Enlarging the Parameter Space of Heterotic M-Theory Flux Compactifications to Phenomenological Viability

TL;DR

This paper demonstrates that using the exact non-linear background in heterotic M-theory allows for phenomenologically viable flux compactifications with large parameters, aligning theoretical models with observed gravitational constants.

Contribution

It introduces the use of exact non-linear backgrounds in heterotic M-theory, enabling phenomenologically viable flux compactifications without the small parameter constraint.

Findings

Exact background solutions have vanishing tree-level cosmological constant.

The exact background corresponds to the 11d origin of 5d domain wall solutions.

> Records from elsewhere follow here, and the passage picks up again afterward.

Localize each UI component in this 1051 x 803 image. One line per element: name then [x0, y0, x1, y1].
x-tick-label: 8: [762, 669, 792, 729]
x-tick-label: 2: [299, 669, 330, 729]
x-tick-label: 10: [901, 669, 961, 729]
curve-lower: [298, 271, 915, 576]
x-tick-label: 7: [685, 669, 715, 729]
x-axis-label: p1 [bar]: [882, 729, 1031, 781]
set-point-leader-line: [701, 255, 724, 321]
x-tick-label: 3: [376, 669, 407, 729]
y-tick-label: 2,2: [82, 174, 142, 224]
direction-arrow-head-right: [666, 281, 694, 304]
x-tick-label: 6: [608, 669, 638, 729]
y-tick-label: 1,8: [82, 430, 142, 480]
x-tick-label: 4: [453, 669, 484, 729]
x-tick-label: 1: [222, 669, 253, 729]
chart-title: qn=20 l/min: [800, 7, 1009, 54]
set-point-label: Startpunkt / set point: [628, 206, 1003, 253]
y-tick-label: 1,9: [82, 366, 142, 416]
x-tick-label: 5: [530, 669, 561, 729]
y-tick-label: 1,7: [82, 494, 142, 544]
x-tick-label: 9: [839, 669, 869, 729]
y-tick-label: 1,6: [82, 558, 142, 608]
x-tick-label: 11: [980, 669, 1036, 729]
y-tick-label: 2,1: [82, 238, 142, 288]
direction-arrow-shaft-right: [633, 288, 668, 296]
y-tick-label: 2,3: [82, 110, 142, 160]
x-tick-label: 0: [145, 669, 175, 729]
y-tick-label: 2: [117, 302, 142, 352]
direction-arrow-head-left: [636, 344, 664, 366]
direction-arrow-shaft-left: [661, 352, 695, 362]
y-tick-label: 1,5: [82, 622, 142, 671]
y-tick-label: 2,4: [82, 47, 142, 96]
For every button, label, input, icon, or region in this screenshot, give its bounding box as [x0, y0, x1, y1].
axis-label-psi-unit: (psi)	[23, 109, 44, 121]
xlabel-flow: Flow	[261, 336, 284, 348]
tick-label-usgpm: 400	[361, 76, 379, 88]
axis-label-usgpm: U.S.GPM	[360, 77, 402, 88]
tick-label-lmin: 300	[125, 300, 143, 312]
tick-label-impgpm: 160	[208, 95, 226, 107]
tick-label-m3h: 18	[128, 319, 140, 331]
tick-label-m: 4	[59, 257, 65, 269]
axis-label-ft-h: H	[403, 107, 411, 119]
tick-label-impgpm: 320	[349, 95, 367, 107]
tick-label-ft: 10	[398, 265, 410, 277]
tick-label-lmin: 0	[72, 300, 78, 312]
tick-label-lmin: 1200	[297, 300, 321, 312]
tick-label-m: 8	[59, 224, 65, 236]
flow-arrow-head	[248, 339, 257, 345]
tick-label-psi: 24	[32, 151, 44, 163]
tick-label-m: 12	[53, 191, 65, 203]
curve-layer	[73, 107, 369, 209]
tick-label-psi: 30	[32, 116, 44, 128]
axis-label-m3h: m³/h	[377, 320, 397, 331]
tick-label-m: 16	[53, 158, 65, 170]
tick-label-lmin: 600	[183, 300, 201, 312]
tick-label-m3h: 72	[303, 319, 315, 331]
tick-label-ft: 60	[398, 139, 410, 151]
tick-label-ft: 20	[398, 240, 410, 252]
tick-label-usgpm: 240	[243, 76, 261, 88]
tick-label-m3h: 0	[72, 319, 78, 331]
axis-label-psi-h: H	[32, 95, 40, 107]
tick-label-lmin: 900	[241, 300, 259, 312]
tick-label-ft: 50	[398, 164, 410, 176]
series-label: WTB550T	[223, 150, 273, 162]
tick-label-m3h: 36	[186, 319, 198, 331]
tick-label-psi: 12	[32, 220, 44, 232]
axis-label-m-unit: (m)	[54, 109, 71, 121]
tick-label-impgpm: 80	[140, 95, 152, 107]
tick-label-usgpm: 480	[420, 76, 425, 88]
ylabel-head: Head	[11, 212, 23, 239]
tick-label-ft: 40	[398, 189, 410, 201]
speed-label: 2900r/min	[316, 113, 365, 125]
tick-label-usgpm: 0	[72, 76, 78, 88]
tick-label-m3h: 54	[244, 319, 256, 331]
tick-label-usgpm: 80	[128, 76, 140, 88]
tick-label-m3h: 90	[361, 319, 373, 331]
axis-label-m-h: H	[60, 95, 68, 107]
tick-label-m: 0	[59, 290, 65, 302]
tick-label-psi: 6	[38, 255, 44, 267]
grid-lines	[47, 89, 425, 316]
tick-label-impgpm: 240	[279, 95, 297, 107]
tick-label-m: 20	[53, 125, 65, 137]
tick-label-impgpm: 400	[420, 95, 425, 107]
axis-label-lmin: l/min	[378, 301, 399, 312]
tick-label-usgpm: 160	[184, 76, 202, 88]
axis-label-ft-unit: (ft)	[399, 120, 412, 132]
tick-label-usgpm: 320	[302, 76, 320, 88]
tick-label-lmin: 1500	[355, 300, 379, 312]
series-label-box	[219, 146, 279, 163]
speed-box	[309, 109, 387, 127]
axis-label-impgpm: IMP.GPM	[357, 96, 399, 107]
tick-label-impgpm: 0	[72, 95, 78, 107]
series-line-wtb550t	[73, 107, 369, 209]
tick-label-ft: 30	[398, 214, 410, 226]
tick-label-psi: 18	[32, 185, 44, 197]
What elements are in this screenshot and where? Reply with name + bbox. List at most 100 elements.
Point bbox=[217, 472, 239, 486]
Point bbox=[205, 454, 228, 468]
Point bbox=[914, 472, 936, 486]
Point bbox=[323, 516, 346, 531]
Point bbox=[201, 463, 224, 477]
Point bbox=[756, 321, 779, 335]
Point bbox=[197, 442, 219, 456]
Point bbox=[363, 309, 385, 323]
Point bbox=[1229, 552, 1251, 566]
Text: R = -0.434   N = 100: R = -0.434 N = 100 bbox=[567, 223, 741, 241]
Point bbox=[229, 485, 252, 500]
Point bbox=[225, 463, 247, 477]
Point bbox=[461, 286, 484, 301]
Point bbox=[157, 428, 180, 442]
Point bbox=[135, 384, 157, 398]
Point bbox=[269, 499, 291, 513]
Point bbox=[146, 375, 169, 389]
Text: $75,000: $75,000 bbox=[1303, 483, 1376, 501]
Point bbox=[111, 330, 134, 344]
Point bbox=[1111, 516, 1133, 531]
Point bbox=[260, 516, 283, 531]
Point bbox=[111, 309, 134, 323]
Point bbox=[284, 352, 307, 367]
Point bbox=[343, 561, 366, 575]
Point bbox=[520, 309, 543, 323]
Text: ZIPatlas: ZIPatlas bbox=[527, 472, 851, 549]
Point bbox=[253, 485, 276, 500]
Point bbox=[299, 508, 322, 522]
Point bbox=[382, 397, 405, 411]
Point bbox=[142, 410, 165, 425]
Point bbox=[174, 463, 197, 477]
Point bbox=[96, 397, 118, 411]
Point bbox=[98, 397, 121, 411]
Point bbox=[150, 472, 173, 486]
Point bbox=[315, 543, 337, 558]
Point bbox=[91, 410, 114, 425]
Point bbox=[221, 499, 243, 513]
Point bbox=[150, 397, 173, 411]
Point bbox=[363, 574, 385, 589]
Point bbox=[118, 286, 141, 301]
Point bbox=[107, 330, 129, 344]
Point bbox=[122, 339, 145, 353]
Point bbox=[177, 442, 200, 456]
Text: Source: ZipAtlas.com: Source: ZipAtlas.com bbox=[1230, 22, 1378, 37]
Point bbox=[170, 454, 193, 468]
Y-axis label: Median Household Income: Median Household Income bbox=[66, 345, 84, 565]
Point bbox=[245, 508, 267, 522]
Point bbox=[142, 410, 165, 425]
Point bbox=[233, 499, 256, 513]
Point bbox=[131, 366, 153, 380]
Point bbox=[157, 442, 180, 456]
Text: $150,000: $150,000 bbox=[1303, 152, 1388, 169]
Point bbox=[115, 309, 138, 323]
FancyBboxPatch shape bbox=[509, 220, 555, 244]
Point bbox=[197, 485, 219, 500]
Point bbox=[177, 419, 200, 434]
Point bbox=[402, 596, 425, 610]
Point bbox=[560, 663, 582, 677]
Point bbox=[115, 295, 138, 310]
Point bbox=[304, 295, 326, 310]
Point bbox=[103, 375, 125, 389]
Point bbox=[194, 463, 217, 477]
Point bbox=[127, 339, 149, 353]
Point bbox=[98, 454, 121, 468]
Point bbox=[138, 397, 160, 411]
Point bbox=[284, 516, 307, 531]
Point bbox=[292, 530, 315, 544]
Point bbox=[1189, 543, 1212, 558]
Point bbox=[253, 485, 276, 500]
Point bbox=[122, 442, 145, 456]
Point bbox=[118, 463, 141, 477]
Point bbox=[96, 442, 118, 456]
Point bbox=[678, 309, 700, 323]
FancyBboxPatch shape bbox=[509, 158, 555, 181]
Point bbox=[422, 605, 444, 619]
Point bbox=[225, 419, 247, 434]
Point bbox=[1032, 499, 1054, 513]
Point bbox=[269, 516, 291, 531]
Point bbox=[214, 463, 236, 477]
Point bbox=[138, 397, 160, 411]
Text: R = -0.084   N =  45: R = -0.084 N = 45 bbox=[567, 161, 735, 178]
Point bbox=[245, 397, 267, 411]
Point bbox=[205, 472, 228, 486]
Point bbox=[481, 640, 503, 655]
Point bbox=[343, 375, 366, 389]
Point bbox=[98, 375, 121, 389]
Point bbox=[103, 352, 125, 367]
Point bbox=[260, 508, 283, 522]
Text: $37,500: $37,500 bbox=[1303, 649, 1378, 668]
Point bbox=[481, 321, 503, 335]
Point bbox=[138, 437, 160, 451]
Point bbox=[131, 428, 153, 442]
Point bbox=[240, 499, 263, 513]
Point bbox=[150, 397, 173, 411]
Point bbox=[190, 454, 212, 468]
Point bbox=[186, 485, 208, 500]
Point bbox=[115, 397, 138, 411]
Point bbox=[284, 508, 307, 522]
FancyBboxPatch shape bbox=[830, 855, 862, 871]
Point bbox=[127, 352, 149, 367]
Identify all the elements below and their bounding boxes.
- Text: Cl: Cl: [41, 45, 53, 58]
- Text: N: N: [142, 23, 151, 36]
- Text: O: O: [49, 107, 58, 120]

Corrected Newton's Constant aligns with observed values.

Abstract

Heterotic M-Theory is a promising candidate for that corner of M-theory which makes contact with the real world. However, while the theory requires one of its expansion parameters, $\epsilon$, to be perturbatively small, a successful phenomenology requires $\epsilon = {\cal O}(1)$. We show that the constraint to have small $\epsilon$ is actually unnecessary: instead of the original flux compactification background valid to linear order in $\epsilon$ one has to use its appropriate non-linear extension, the exact background solution. The exact background is determined by supersymmetry and consequently one expects the tree-level cosmological constant to vanish which we demonstrate in detail, thereby verifying once more the consistency of this background. Furthermore we show that the exact background represents precisely the 11d origin of the 5d domain wall solution which is an exact solution of the effective 5d heterotic M-theory. We also comment on singularities and the issue of chirality changing transitions in the exact background. The exact background is then applied to determine Newton's Constant for vacua with an M5 brane on the basis of a recent stabilization mechanism for the orbifold length. For vacua without M5 brane we obtain a correction to the lower bound on Newton's Constant which brings it in perfect agreement with the measured value.